Entre 1978 y 1992 se libró la guerra civil afgana en la que el ejército soviético apoyó durante nueve años a la República Democrática de Afganistán en su enfrentamiento contra insurgentes muyahidines, quienes fueron apoyados a su vez por China, Pakistán, Irán y Estados Unidos. En cajones de zinc regresaban a la entonces Unión Soviética los cadáveres de soldados enviados a una guerra ajena y camuflada por el Estado. Svetlana Alexiévich habló con las madres de los soldados muertos y de los vivos, habló con los hijos y con las esposas, habló con los hombres de la guerra y grabó esos testimonios en Los muchachos de zinc, un libro que trata menos sobre la guerra y los hombres que a ella van, que sobre los animales que de ella regresan.
En 1987, dos años antes de que cesaran las pérdidas soviéticas en la guerra, se estrenó Full Metal Jacket, una película estadounidense dirigida por Stanley Kubrick que se divide en dos partes, antes y durante la guerra. Antes de la guerra los hombres deben ser preparados, entrenados, y Kubrick deja el trabajo al mítico sargento de artillería Hartman. Hay una escena, que no es por la que suele recordarse a ese hombre bestial, en la que los aspirantes a marine están filados, taimados, expectantes, y Hartman desfila de esquina a esquina gritando, rígido: “¡Si alguno de vosotros, nenas, sale de esta isla, si sobrevivís al entrenamiento, seréis como armas, ministros de la muerte, siempre en busca de la guerra!”.
Luego vienen más entrenamientos, más desgaste psicológico: un baño, un hombre grande sentado en un inodoro, un mundo de mierda, una munición de 7.62 milímetros casquillo de cobre que entra por la boca, y luego los restos pequeños del cerebro del hombre grande pegados a una pared. La guerra viene después.
Esa escena, esa película, el libro y la guerra, las guerras, comparten lo esencial: hay una cosa en la que se convierten los hombres que van a la guerra, y hay una cosa que dejan de ser.

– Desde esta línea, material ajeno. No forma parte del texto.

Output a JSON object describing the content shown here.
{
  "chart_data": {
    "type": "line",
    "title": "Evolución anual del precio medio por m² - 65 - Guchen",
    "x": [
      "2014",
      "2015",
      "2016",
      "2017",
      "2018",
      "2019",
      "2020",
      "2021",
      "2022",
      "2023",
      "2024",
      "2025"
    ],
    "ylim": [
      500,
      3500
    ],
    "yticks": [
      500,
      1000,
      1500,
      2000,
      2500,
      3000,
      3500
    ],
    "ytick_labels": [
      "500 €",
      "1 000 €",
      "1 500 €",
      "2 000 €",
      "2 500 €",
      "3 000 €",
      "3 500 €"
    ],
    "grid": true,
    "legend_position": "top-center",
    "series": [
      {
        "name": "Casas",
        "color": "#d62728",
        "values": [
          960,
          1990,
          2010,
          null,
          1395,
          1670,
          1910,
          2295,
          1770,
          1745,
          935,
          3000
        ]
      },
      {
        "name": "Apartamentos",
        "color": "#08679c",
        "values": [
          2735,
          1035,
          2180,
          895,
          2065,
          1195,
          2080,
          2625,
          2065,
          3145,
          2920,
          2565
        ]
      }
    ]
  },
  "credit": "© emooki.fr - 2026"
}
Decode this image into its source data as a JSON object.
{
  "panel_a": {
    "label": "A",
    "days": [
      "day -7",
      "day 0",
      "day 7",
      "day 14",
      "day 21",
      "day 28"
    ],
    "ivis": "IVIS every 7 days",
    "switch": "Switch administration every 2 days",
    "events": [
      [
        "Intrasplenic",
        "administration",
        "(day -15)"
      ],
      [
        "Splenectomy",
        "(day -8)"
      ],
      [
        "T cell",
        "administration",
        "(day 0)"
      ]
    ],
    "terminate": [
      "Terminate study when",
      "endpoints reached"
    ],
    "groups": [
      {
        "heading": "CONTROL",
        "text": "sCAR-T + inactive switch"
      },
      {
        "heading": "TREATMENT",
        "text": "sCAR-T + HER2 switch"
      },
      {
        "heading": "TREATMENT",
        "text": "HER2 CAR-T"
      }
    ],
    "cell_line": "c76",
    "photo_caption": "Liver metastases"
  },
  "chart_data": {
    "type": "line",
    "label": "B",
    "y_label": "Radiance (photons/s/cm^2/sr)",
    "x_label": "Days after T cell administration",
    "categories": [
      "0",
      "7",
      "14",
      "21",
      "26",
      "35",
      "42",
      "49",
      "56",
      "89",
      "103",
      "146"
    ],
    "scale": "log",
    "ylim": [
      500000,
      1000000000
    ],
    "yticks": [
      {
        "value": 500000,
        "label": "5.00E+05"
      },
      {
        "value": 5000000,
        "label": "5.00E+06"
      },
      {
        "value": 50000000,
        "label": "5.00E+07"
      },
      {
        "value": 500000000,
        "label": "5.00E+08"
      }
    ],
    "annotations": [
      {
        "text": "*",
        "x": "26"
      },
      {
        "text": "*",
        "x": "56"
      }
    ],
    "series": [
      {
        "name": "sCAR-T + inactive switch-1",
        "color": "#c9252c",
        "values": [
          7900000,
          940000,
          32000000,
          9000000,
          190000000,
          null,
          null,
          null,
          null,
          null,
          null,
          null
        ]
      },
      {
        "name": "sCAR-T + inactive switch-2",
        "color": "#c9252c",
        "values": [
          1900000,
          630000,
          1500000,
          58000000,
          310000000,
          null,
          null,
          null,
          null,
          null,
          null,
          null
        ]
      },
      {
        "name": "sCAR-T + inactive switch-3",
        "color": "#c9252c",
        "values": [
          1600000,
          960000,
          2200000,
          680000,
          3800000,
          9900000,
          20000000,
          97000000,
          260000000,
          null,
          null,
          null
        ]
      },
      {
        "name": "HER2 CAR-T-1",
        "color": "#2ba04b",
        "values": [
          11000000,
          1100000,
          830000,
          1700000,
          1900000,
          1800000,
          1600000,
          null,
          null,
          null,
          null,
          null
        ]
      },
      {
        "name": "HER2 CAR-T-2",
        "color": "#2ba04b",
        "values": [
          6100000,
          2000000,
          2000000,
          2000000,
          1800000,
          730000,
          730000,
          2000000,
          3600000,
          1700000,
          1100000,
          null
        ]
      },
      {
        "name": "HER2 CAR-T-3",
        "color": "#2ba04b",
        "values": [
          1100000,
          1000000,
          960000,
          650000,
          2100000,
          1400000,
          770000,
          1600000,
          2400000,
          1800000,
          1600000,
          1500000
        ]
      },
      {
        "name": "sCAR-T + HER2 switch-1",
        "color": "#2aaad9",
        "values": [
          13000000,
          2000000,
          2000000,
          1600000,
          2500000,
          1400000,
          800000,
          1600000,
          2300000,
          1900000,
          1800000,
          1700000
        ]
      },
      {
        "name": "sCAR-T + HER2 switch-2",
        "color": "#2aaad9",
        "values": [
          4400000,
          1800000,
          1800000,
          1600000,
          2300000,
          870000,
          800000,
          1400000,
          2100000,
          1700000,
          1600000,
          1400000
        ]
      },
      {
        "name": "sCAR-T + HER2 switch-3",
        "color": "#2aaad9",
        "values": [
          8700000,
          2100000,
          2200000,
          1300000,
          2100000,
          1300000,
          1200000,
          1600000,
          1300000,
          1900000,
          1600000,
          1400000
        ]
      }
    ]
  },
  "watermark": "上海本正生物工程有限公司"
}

En el libro una madre se lamenta porque su hijo, a quien suponía ya libre de la guerra, mató a un hombre, usó el cuchillo de la cocina antes de que ella le preparara la comida; le dieron quince años de cárcel y ella no entiende por qué dicen que su hijo, el asesino, es un héroe, y cómo aprendió a matar al estilo afgano: “Mi hijo hizo aquí lo mismo que ellos hacían allí. Allí por hacer eso les daban medallas y órdenes… ¿Por qué entonces solo le juzgaron a él? ¿Verdad que no juzgaron a los que les habían enviado allí? ¡A los que le enseñaron a matar! Yo eso no se lo enseñé… [pierde el control y grita]”. Más adelante un comandante de la sección de artillería habla con Alexiévich y le dice, como un niño: “No me gusta recordar. Aunque no sé lo que pasará con todos nosotros, con la generación que ha sobrevivido.